In our study, statistically significant heterogeneity was found in fusion rate at postoperative 3 (I2 = 62.2%, P = 0.05), 12 (I2 = 58.0%, P = 0.05) month in SA vs. cage section, and 24 (I2 = 65.6%, P = 0.06) month in CICA vs. cage section. These high heterogeneities were related to the factors such as the presence or absence of cage filler and internal fixation, and its material, and the differences in the judgment of fusion based on X-ray/CT in different studies. Besides RCTs, a pooling of types of observational studies including cohort studies and case–control studies also contributed to the high heterogeneity.

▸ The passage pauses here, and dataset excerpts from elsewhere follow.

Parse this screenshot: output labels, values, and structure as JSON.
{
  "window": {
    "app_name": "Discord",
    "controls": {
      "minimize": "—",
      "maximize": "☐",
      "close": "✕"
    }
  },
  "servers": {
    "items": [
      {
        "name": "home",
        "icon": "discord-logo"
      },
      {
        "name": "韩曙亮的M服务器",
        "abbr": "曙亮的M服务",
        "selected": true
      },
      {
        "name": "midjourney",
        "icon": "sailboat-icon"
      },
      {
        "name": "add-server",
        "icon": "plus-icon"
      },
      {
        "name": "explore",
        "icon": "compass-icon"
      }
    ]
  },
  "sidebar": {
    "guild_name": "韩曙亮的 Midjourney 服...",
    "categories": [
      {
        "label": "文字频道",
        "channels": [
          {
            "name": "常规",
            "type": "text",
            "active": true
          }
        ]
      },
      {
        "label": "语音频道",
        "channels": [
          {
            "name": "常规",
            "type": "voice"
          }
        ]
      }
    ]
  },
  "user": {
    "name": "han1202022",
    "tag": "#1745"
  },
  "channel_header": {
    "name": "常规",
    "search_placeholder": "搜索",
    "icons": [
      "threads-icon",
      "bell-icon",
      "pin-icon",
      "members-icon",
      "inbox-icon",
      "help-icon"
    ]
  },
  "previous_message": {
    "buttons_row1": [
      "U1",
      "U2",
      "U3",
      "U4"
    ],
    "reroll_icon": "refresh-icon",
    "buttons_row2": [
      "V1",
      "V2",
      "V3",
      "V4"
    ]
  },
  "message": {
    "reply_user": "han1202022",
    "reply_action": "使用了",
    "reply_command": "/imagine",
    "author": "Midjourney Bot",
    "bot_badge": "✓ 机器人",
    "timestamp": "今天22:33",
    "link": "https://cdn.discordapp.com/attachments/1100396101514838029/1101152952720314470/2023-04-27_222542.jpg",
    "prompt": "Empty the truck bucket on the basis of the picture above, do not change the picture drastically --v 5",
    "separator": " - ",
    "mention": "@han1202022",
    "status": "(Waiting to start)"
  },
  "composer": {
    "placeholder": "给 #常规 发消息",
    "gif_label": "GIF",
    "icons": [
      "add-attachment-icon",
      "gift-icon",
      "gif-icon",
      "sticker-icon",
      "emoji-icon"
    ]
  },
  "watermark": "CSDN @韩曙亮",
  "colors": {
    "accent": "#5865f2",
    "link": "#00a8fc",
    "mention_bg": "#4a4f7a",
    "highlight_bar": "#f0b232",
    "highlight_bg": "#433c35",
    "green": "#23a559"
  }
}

Several limitations to the current study needed to be considered. (a) There were only 9 RCTs in all included 34 studies, as the highest level of evidence in clinical researches, deficiency of RCT and pooled it with observational studies cause higher heterogeneity in the fusion comparison between SAs with cages. (b) We did not search for and included gray literature. (c) A comprehensive comparison among CICA, SA and cage was not carried out due to the insufficient literature including CICA vs SA section. (d) Even if it was based on imaging results, the judgment of total fusion was a process with a certain degree of subjectivity, which may have affected differences across the various studies.

Conclusion

Applying CICA/SA has an advantage on faster fusion than using cages but not the long-term fusion rate in ACDF, which might be inferred that those juniors who urgently need a hurry reintegration to work, athletic contest or society are supposed to be fused with CICA. Future high-quality RCTs regarding the hardware complications between CICA and cage in younger patients are warranted for the deduced indication.